Dump JSON directly in to ElasticSearch

Hi,

I have this requirement of dumping big JSON file with over 700K records into ES directly. However the JSON I have is formatted in PRETTY array format as below:

STRING 1:
indent preformatted text by 4 spaces

[
  {
    "recordId": 1,
    "FirstName": "Julie",
    "LastName": "Klier",
    "FullName": null,
    "email": "asdasd@gmail.com",
    "name": "sd fghgfh",
    "company": null,
    "leadsource": "MOT",
    "status": "Qualified",
    "site_id__c": "155731983",
    "createdDate": "2019-08-13T20:41:34",
    "sf_lead": [],
    "sf_contact": [
      {
        "id": "0031I00000tjNCxQAM",
        "accountid": null,
        "lastname": null,
        "firstname": null,
        "name": "Julie Klier",
        "email": "sadsad@gmail.com",
        "leadsource": "MOT",
        "createddate": "2019-08-13T20:41:34Z",
        "site_id__c": "155731983",
        "asi__c": null
      }
    ],
    "sf_account": [],
    "sf_oppurtunity": [
      {
        "id": "0061I00000J4DZWQA3",
        "contactid__c": null
      }
    ],
    "sf_campaign": [
      {
        "id": "7013u000000mlLyAAI"
      }
    ],
    "asidta_customer": [],
    "asidta_ordrhist": [],
    "asidta02_customer": [],
    "asidta02_ordrhist": [],
    "asidta04_customer": [],
    "asidta04_ordrhist": [],
    "asidta05_customer": [],
    "asidta05_ordrhist": []
  }
]

Now I want to convert this into below format:

STRING 2:

      {"index":{"_index":"allreportingdata","_id":1}}
  {
    "recordId": 1,
    "FirstName": "Julie",
    "LastName": "Klier",
    "FullName": null,
    "email": "asdasd@gmail.com",
    "name": "sd fghgfh",
    "company": null,
    "leadsource": "MOT",
    "status": "Qualified",
    "site_id__c": "155731983",
    "createdDate": "2019-08-13T20:41:34",
    "sf_lead": [],
    "sf_contact": [
      {
        "id": "0031I00000tjNCxQAM",
        "accountid": null,
        "lastname": null,
        "firstname": null,
        "name": "Julie Klier",
        "email": "sadsad@gmail.com",
        "leadsource": "MOT",
        "createddate": "2019-08-13T20:41:34Z",
        "site_id__c": "155731983",
        "asi__c": null
      }
    ],
    "sf_account": [ ],
    "sf_oppurtunity": [
      {
        "id": "0061I00000J4DZWQA3",
        "contactid__c": null
      }
    ],
    "sf_campaign": [
      {
        "id": "7013u000000mlLyAAI"
      }
    ],
    "asidta_customer": [],
    "asidta_ordrhist": [],
    "asidta02_customer": [],
    "asidta02_ordrhist": [],
    "asidta04_customer": [],
    "asidta04_ordrhist": [],
    "asidta05_customer": [],
    "asidta05_ordrhist": []
  }

Can someone please help me to achieve this? Also what is this STRING 2 called ?

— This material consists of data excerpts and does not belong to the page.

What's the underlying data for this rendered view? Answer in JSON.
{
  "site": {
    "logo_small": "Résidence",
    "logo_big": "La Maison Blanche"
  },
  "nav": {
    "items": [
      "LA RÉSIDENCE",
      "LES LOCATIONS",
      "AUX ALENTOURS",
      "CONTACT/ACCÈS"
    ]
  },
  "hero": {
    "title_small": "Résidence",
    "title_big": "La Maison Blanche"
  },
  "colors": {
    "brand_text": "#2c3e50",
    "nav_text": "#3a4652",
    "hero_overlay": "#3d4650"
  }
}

The bulk format does not support pretty printing. Each document need to be on a single line.

Ok, so is there a way to convert this pretty format into single line format using some tool ? Also what is this single line JSON called ?

I would recommend creating a script to reformat this, e.g. using Python. Also note that the bulk api is designed for sending multiple events per request. Each request should however generally be no larger than 5MB so your data set would result in multiple bulk requests.

There's a lot of different tools that you can use for this. Writing a script in Python as @Christian_Dahlqvist suggests is on way, using something like jq is another e.g.

cat example.json | jq -c

This format is newline-delimited JSON (NDJSON), whereby each line is an individual JSON document, separated by a newline (\n, and also \r\n).

This topic was automatically closed 28 days after the last reply. New replies are no longer allowed.